Most classic demos, just like most games today (except FMV), always do a full-screen redraw (nowadays the effort is handled by the graphics card anyway).
At any rate, even though it’s a reinvention of modern video compression, I was also still impressed.
Edited 2014-06-21 11:19 UTC
I think you’re confusing things. There was no way of making full-screen redraw the default case as the CGA RAM couldn’t be written fast enough, it was an actual physical limitation, so he had to resort to only partial writes, and that’s exactly what I was surprised about; the fact that he had not realized before that you don’t even need to always write the whole thing on a single go.
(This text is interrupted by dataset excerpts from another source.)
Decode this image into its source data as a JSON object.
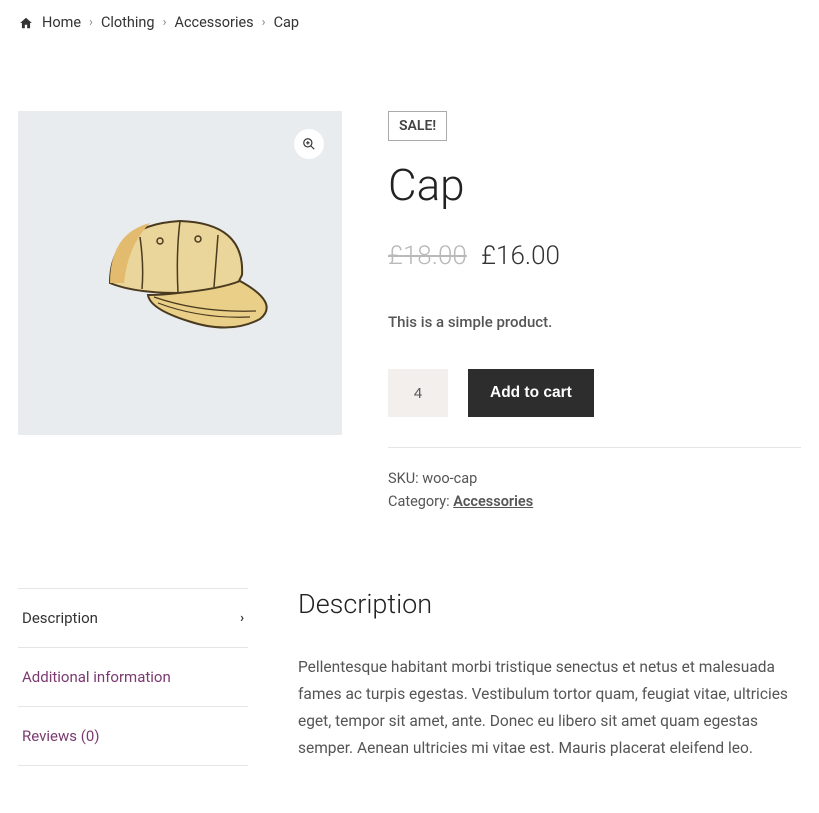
{
  "breadcrumb": {
    "home": "Home",
    "clothing": "Clothing",
    "accessories": "Accessories",
    "current": "Cap"
  },
  "product": {
    "sale_label": "SALE!",
    "title": "Cap",
    "currency": "£",
    "price_old": "18.00",
    "price_new": "16.00",
    "short_desc": "This is a simple product.",
    "qty": "4",
    "add_to_cart": "Add to cart",
    "sku_label": "SKU: ",
    "sku_value": "woo-cap",
    "category_label": "Category: ",
    "category_value": "Accessories"
  },
  "tabs": {
    "description": "Description",
    "additional": "Additional information",
    "reviews": "Reviews (0)"
  },
  "panel": {
    "heading": "Description",
    "body": "Pellentesque habitant morbi tristique senectus et netus et malesuada fames ac turpis egestas. Vestibulum tortor quam, feugiat vitae, ultricies eget, tempor sit amet, ante. Donec eu libero sit amet quam egestas semper. Aenean ultricies mi vitae est. Mauris placerat eleifend leo."
  }
}
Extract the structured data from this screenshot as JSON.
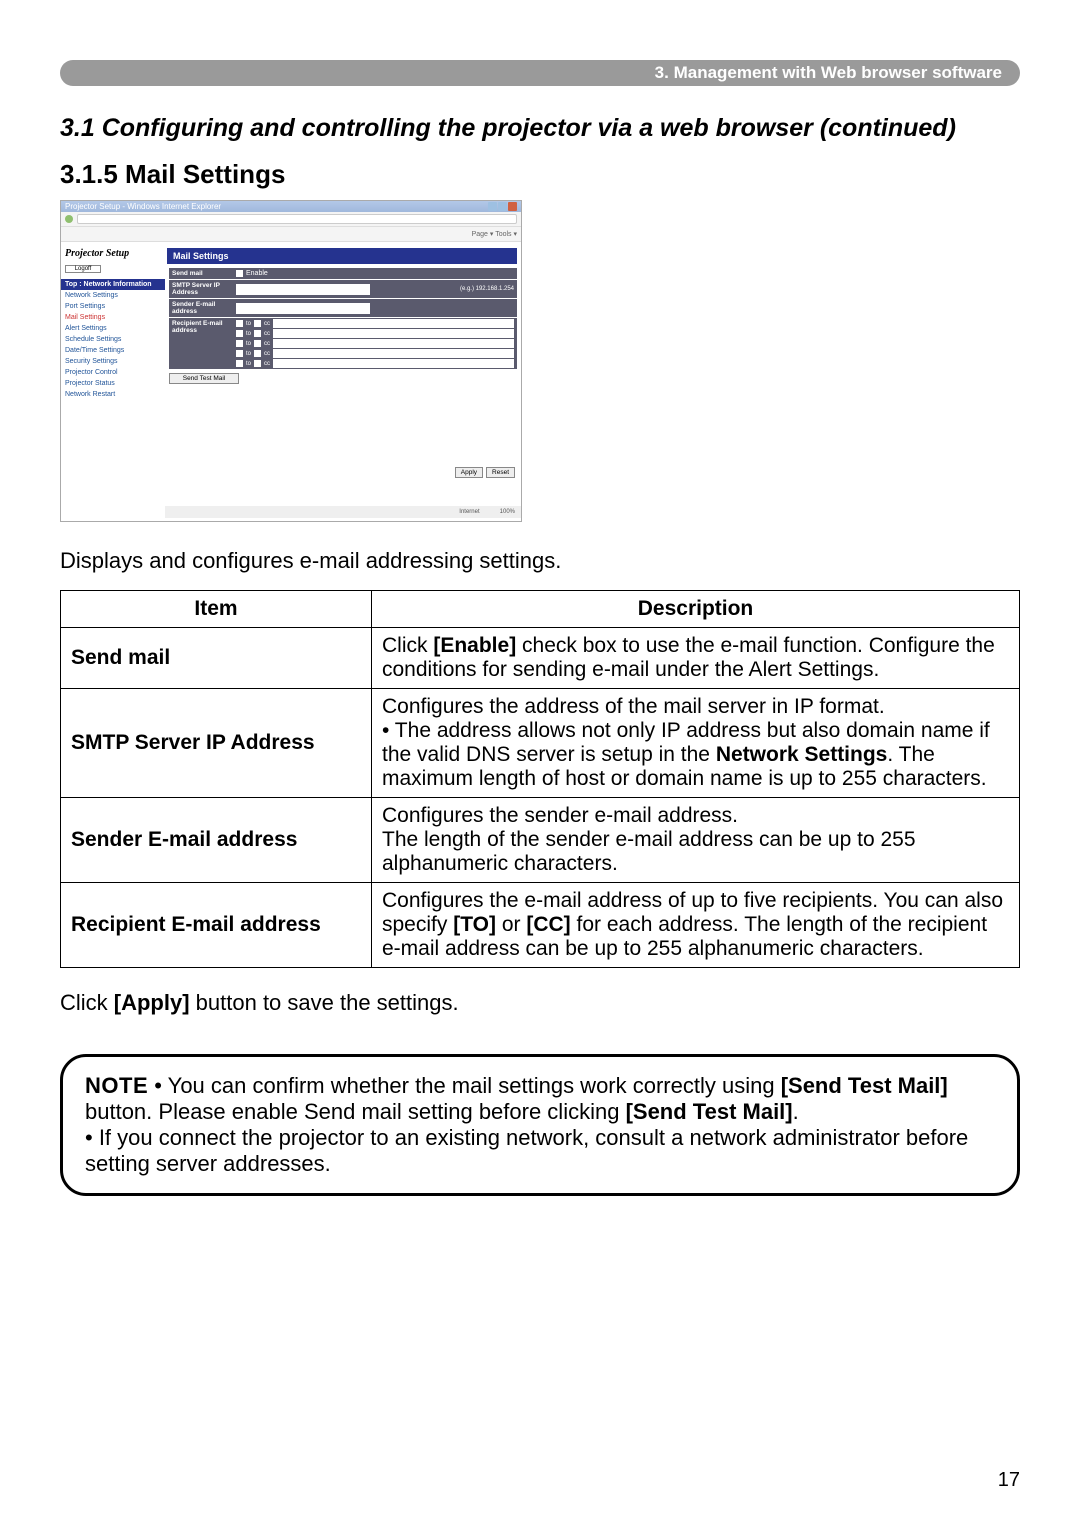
{
  "breadcrumb": "3. Management with Web browser software",
  "section_title": "3.1 Configuring and controlling the projector via a web browser (continued)",
  "subsection_title": "3.1.5 Mail Settings",
  "screenshot": {
    "window_title": "Projector Setup - Windows Internet Explorer",
    "toolbar2_right": "Page ▾  Tools ▾",
    "projector_setup": "Projector Setup",
    "logoff": "Logoff",
    "nav_header": "Top : Network Information",
    "nav_items": [
      "Network Settings",
      "Port Settings",
      "Mail Settings",
      "Alert Settings",
      "Schedule Settings",
      "Date/Time Settings",
      "Security Settings",
      "Projector Control",
      "Projector Status",
      "Network Restart"
    ],
    "active_index": 2,
    "panel_title": "Mail Settings",
    "rows": {
      "send_mail": "Send mail",
      "enable": "Enable",
      "smtp": "SMTP Server IP Address",
      "smtp_eg": "(e.g.) 192.168.1.254",
      "sender": "Sender E-mail address",
      "recipient": "Recipient E-mail address",
      "to": "to",
      "cc": "cc"
    },
    "send_test": "Send Test Mail",
    "apply": "Apply",
    "reset": "Reset",
    "status_internet": "Internet",
    "status_zoom": "100%"
  },
  "intro_text": "Displays and configures e-mail addressing settings.",
  "table": {
    "head_item": "Item",
    "head_desc": "Description",
    "rows": [
      {
        "item": "Send mail",
        "desc_html": "Click <b>[Enable]</b> check box to use the e-mail function. Configure the conditions for sending e-mail under the Alert Settings."
      },
      {
        "item": "SMTP Server IP Address",
        "desc_html": "Configures the address of the mail server in IP format.<br>• The address allows not only IP address but also domain name if the valid DNS server is setup in the <b>Network Settings</b>. The maximum length of host or domain name is up to 255 characters."
      },
      {
        "item": "Sender E-mail address",
        "desc_html": "Configures the sender e-mail address.<br>The length of the sender e-mail address can be up to 255 alphanumeric characters."
      },
      {
        "item": "Recipient E-mail address",
        "desc_html": "Configures the e-mail address of up to five recipients. You can also specify <b>[TO]</b> or <b>[CC]</b> for each address. The length of the recipient e-mail address can be up to 255 alphanumeric characters."
      }
    ]
  },
  "after_table_html": "Click <b>[Apply]</b> button to save the settings.",
  "note": {
    "label": "NOTE",
    "body_html": "• You can confirm whether the mail settings work correctly using <b>[Send Test Mail]</b> button. Please enable Send mail setting before clicking <b>[Send Test Mail]</b>.<br>• If you connect the projector to an existing network, consult a network administrator before setting server addresses."
  },
  "page_number": "17"
}
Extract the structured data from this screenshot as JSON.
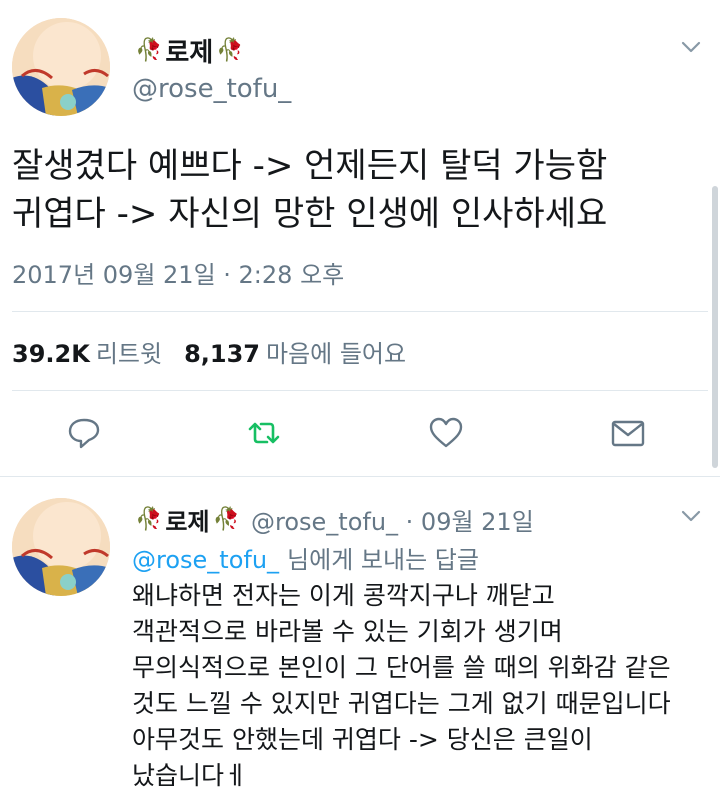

Okay, I get better what mean, and in this context I agree it might seem obvious to apply partial deltas in order to allow video rendering. I guess what I mean is that demos are more generally about consistent and low peak timing rather than reducing the average across frames (i.e. overall optimisation). As such the sort of techniques used for video rendering might not necessarily be those you’d expect to work well for demos.
Either way, what Jim Leonard has done is nothing short of amazing in my opinion!
But that was not basic graphics programming in the 8088 days. Back then, we still had computers that hooked up to TVs, and that /was/ a whole screen refresh, such as TVs still do to this day. So to be in the mindset that a full screen refresh was needed isn’t such a farfetched thing.
Still, a neat read.
Sorry, I wasn’t clear in what I wrote. Obviously deltas have been around since the 1980s, and any sane person would use them. The problem to be solved this time around was how to represent and play back deltas within the very limited amount of time and processing power available. The reason I did entire memory moves in the first production was because (I thought) there wasn’t enough CPU time to perform even two branches per delta. This time around, there still isn’t, so I resorted to outputting code to avoid branches.
Trixter,
After considering deathshadow’s input and the data from this link, it would seem the high bus overhead per instruction can significantly offset much of the benefit of using a more efficient encoding.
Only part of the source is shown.